Most presidents would push policy that they’d been working on already. Opioid crisis? Lip service only, which makes sense in the context of what the administration has attempted. They haven’t done anything worth listing.

So the real state of the union is slow deterioration as we wait for the midterms, wait for Republicans to rediscover America, wait for the adults to stop coddling this broken administration.

The overture to infrastructure is so half-assed and not what we need. Maybe if the Republicans had taken up Obama on infrastructure, it could have worked. What we need, realistically, is a permanent infrastructure system.

So some infrastructure is priority. Most is steady-maintenance. You budget to cover priority and emergency and then whatever is left over, that goes to maintenance.

But their plan? Throw a tiny amount of money and hope that municipalities and the private sector figure out the rest.

Or the nod to prison reform, which comes as we learned the Bureau of Prisons is rewarding donors by shunting more prisoners to private prisons.
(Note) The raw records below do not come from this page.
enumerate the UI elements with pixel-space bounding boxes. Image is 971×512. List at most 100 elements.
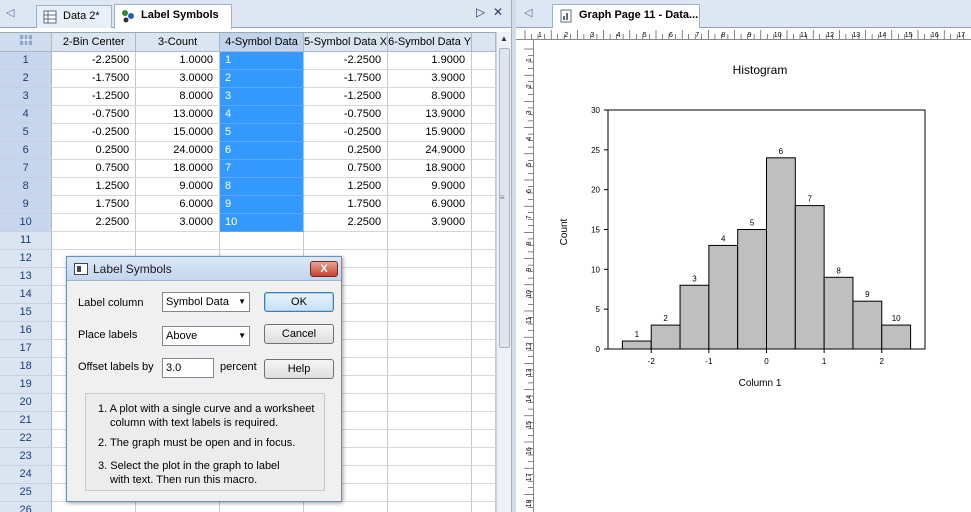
table-cell[interactable]: 3.9000 [387,213,473,232]
table-cell[interactable]: -0.2500 [303,123,389,142]
table-cell[interactable]: 2.2500 [303,213,389,232]
table-cell[interactable]: 0.7500 [51,159,137,178]
row-header[interactable]: 23 [0,447,53,466]
table-cell[interactable]: 6.9000 [387,195,473,214]
table-cell[interactable]: 18.9000 [387,159,473,178]
close-icon[interactable]: ✕ [493,5,503,19]
ok-button[interactable]: OK [264,292,334,312]
column-header[interactable]: 2-Bin Center [51,33,137,52]
table-cell[interactable]: 7 [219,159,304,178]
table-cell[interactable]: 3.9000 [387,69,473,88]
table-cell[interactable]: 1.2500 [51,177,137,196]
row-header[interactable]: 22 [0,429,53,448]
table-cell[interactable]: -1.2500 [303,87,389,106]
row-header[interactable]: 10 [0,213,53,232]
table-cell-empty[interactable] [387,285,473,304]
column-header-empty[interactable] [471,33,496,52]
table-cell-empty[interactable] [51,501,137,512]
graph-canvas[interactable]: Histogram Column 1 Count 1 2 3 4 5 6 7 8 9 10 0 5 10… [534,40,971,512]
row-header[interactable]: 17 [0,339,53,358]
row-header[interactable]: 4 [0,105,53,124]
table-cell[interactable]: 1.9000 [387,51,473,70]
table-cell-empty[interactable] [387,339,473,358]
table-cell[interactable]: 8.9000 [387,87,473,106]
row-header[interactable]: 21 [0,411,53,430]
table-cell-empty[interactable] [471,69,496,88]
table-cell-empty[interactable] [471,375,496,394]
table-cell[interactable]: 1.7500 [303,195,389,214]
table-cell-empty[interactable] [471,87,496,106]
table-cell-empty[interactable] [471,501,496,512]
place-labels-select[interactable]: Above ▼ [162,326,250,346]
table-cell-empty[interactable] [471,177,496,196]
row-header[interactable]: 14 [0,285,53,304]
table-cell[interactable]: 3.0000 [135,69,220,88]
table-cell-empty[interactable] [387,393,473,412]
row-header[interactable]: 11 [0,231,53,250]
table-cell-empty[interactable] [387,231,473,250]
table-cell-empty[interactable] [387,375,473,394]
table-cell-empty[interactable] [471,105,496,124]
table-cell-empty[interactable] [387,249,473,268]
row-header[interactable]: 7 [0,159,53,178]
table-cell[interactable]: 18.0000 [135,159,220,178]
table-cell-empty[interactable] [303,501,389,512]
table-cell[interactable]: 2.2500 [51,213,137,232]
table-cell[interactable]: 6.0000 [135,195,220,214]
table-cell-empty[interactable] [471,213,496,232]
table-cell-empty[interactable] [387,501,473,512]
table-cell-empty[interactable] [219,501,304,512]
table-cell-empty[interactable] [219,231,304,250]
tab-label-symbols[interactable]: Label Symbols [114,4,232,29]
worksheet-vertical-scrollbar[interactable]: ▲ ≡ [496,32,512,512]
table-cell-empty[interactable] [471,249,496,268]
table-cell[interactable]: 13.0000 [135,105,220,124]
table-cell-empty[interactable] [387,447,473,466]
table-cell-empty[interactable] [471,393,496,412]
table-cell[interactable]: -2.2500 [51,51,137,70]
table-cell[interactable]: 4 [219,105,304,124]
table-cell[interactable]: 8.0000 [135,87,220,106]
table-cell-empty[interactable] [471,321,496,340]
table-cell[interactable]: 24.9000 [387,141,473,160]
table-cell-empty[interactable] [471,411,496,430]
table-cell-empty[interactable] [387,411,473,430]
table-cell-empty[interactable] [471,51,496,70]
table-cell-empty[interactable] [387,465,473,484]
table-cell-empty[interactable] [387,321,473,340]
table-cell-empty[interactable] [471,357,496,376]
table-cell-empty[interactable] [471,141,496,160]
table-cell-empty[interactable] [387,357,473,376]
table-cell[interactable]: 0.2500 [51,141,137,160]
table-cell[interactable]: 0.2500 [303,141,389,160]
table-cell[interactable]: 2 [219,69,304,88]
table-cell[interactable]: 1.0000 [135,51,220,70]
row-header[interactable]: 15 [0,303,53,322]
tab-scroll-left-icon[interactable]: ◁ [524,6,532,19]
column-header[interactable]: 4-Symbol Data [219,33,304,52]
table-cell[interactable]: 9.0000 [135,177,220,196]
table-cell[interactable]: 13.9000 [387,105,473,124]
table-cell[interactable]: 3.0000 [135,213,220,232]
column-header[interactable]: 5-Symbol Data X [303,33,389,52]
table-cell[interactable]: 9 [219,195,304,214]
row-header[interactable]: 1 [0,51,53,70]
table-cell-empty[interactable] [471,285,496,304]
row-header[interactable]: 18 [0,357,53,376]
row-header[interactable]: 16 [0,321,53,340]
table-cell-empty[interactable] [471,303,496,322]
table-cell[interactable]: 15.0000 [135,123,220,142]
select-all-corner[interactable] [0,33,53,52]
table-cell-empty[interactable] [135,231,220,250]
table-cell[interactable]: 3 [219,87,304,106]
table-cell[interactable]: -0.7500 [303,105,389,124]
table-cell-empty[interactable] [471,267,496,286]
dialog-titlebar[interactable]: Label Symbols X [67,257,341,281]
table-cell[interactable]: 1.7500 [51,195,137,214]
row-header[interactable]: 2 [0,69,53,88]
table-cell[interactable]: -1.2500 [51,87,137,106]
label-column-select[interactable]: Symbol Data ▼ [162,292,250,312]
tab-graph-page[interactable]: Graph Page 11 - Data... [552,4,700,29]
table-cell-empty[interactable] [471,429,496,448]
table-cell-empty[interactable] [135,501,220,512]
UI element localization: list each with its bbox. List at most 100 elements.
Or the umpteenth time he says prescription drug prices are going to magically drop.

It’s pathetic that this is what passes as a good speech by this president. It’s inexcusable that his party applauded it and his supporters cheered it without any indication of how bad it was.

At best, it was a short distraction from the 50 other distractions that this administration unleashes on the world like it’s some genetic breeding experiment gone awry.